Half-human Cal Leandros and his brother, Niko, aren't exactly prospering with their preternatural detective agency. Who could have guessed that business could dry up in New York City, where vampires, trolls, and other creepy crawlies are all over the place? But now there's a new arrival in the Big Apple. A malevolent evil with ancient powers is picking off humans like sheep, dead-set on making history with an orgy of blood and murder. And for Cal and Niko, this is one paycheck they're going to have to earn.

“Told me that when you bury emotions like that, you're only pissing them off ... making them stronger, because you're burying them alive. They don't like that, and one day they'll make sure that you don't like it either.”

Holy cliffhanger hell, that was a doozy.

Other than the last few paragraphs that came out of nowhere and knocked me on the side of the head, the book was rather sedate. Sure, there's a cool plot about a restored and ancient serial killer that's tough to beat, but just like the others in this series so far - nothing feels frantic or particularly suspenseful about it.

I think the main issue is that most Urban Fantasies dip their genre toe deeply into the mystery pool, stimulating the thinking part of the brain as much as the action part. With this series, there's little mystery - most of what is unknown is discovered almost right away, leaving little pause and wonder (no surprise) - so it's basically connect the dots from one action point to the next.

Cal isn't as emo as before, but he's still realistically conflicted, which is fine. He's a unique character and I like his sassy attitude, gritty outlook, normal hormones, and sense of loyalty. Niko still hasn't grown on me as he's too perfect and paper pure, but he's okay as a background and their brotherly bond is still fitting. Promise is still kind of lackluster, but Robin is - as always - a fun character bomb that was tossed into the group.

The villains were brutally vicious and hard to conquer, but I knew they were be bested in the end so there's just wasn't enough tension to raise the rating.
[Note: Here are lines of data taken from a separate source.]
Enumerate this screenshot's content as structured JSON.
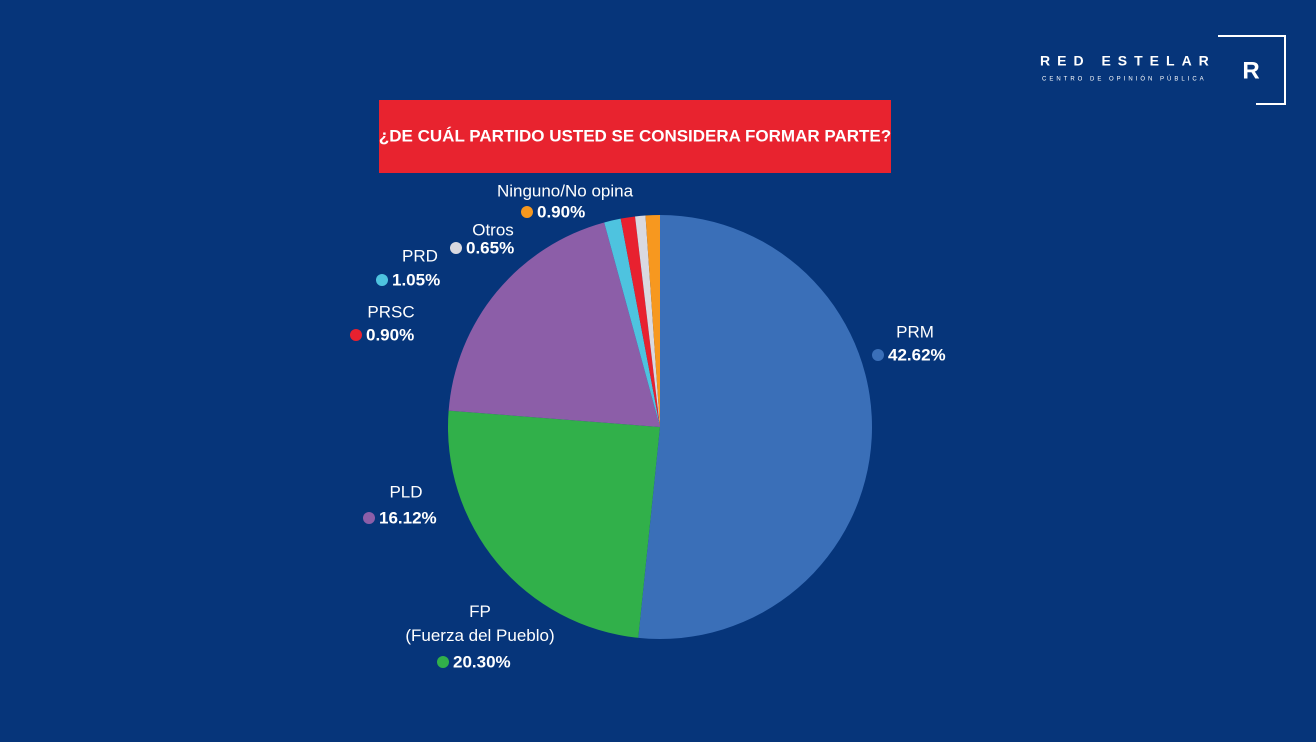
{
  "brand": {
    "name": "RED ESTELAR",
    "tagline": "CENTRO DE OPINIÓN PÚBLICA",
    "mark": "R"
  },
  "chart_data": {
    "type": "pie",
    "title": "¿DE CUÁL PARTIDO USTED SE CONSIDERA FORMAR PARTE?",
    "categories": [
      "PRM",
      "FP\n(Fuerza del Pueblo)",
      "PLD",
      "PRD",
      "PRSC",
      "Otros",
      "Ninguno/No opina"
    ],
    "values": [
      42.62,
      20.3,
      16.12,
      1.05,
      0.9,
      0.65,
      0.9
    ],
    "value_labels": [
      "42.62%",
      "20.30%",
      "16.12%",
      "1.05%",
      "0.90%",
      "0.65%",
      "0.90%"
    ],
    "colors": [
      "#3a6fb8",
      "#31b04a",
      "#8c5ea8",
      "#4ec3df",
      "#e8212f",
      "#d9d9e0",
      "#f7981f"
    ]
  }
}
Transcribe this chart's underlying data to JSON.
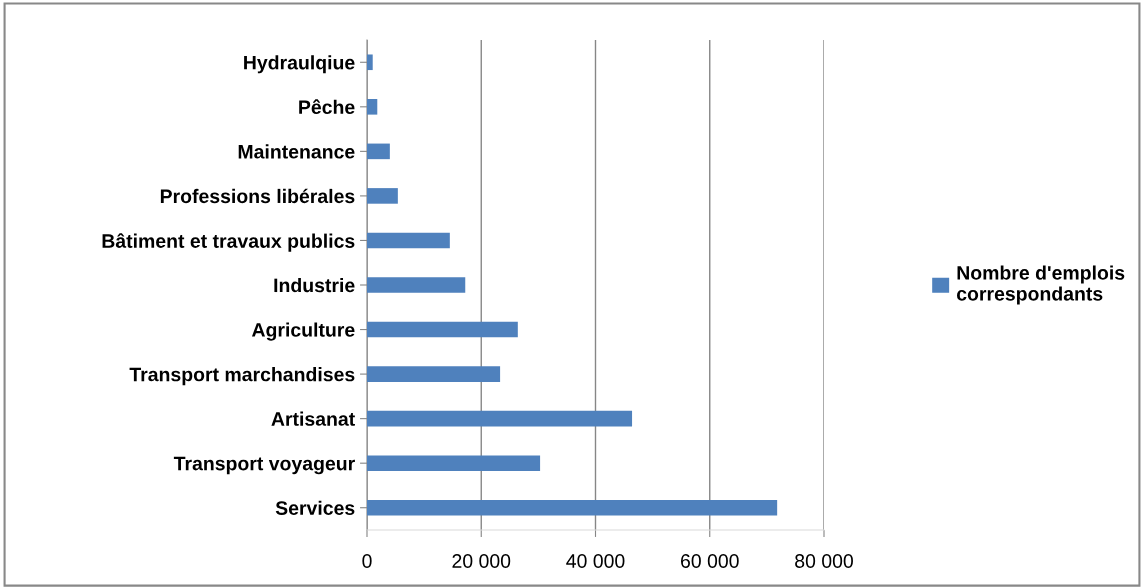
{
  "chart_data": {
    "type": "bar",
    "orientation": "horizontal",
    "categories": [
      "Hydraulqiue",
      "Pêche",
      "Maintenance",
      "Professions libérales",
      "Bâtiment et travaux publics",
      "Industrie",
      "Agriculture",
      "Transport marchandises",
      "Artisanat",
      "Transport voyageur",
      "Services"
    ],
    "series": [
      {
        "name": "Nombre d'emplois\ncorrespondants",
        "color": "#4f81bd",
        "values": [
          1000,
          1800,
          4000,
          5400,
          14500,
          17200,
          26400,
          23300,
          46400,
          30300,
          71800
        ]
      }
    ],
    "xlim": [
      0,
      80000
    ],
    "xticks": [
      0,
      {
        "value": 20000,
        "label": "20 000"
      },
      {
        "value": 40000,
        "label": "40 000"
      },
      {
        "value": 60000,
        "label": "60 000"
      },
      {
        "value": 80000,
        "label": "80 000"
      }
    ],
    "grid": "x",
    "legend": "right"
  }
}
You could have put in any other antiquated serial killer and had a similar feel of rush and story. It was creative to use who the author did (I won't spoil it), but I think the issue is what I explained about -the way the world goes about sending out these signals. It's a little redundant.

I'll still continue with the series - the author writes well, dialogue rings true, the world-building is filled with bizarre fantastical creatures and powers. And of course after that cliffhanger - I have to see that the demented starter race may have come back to finish the job.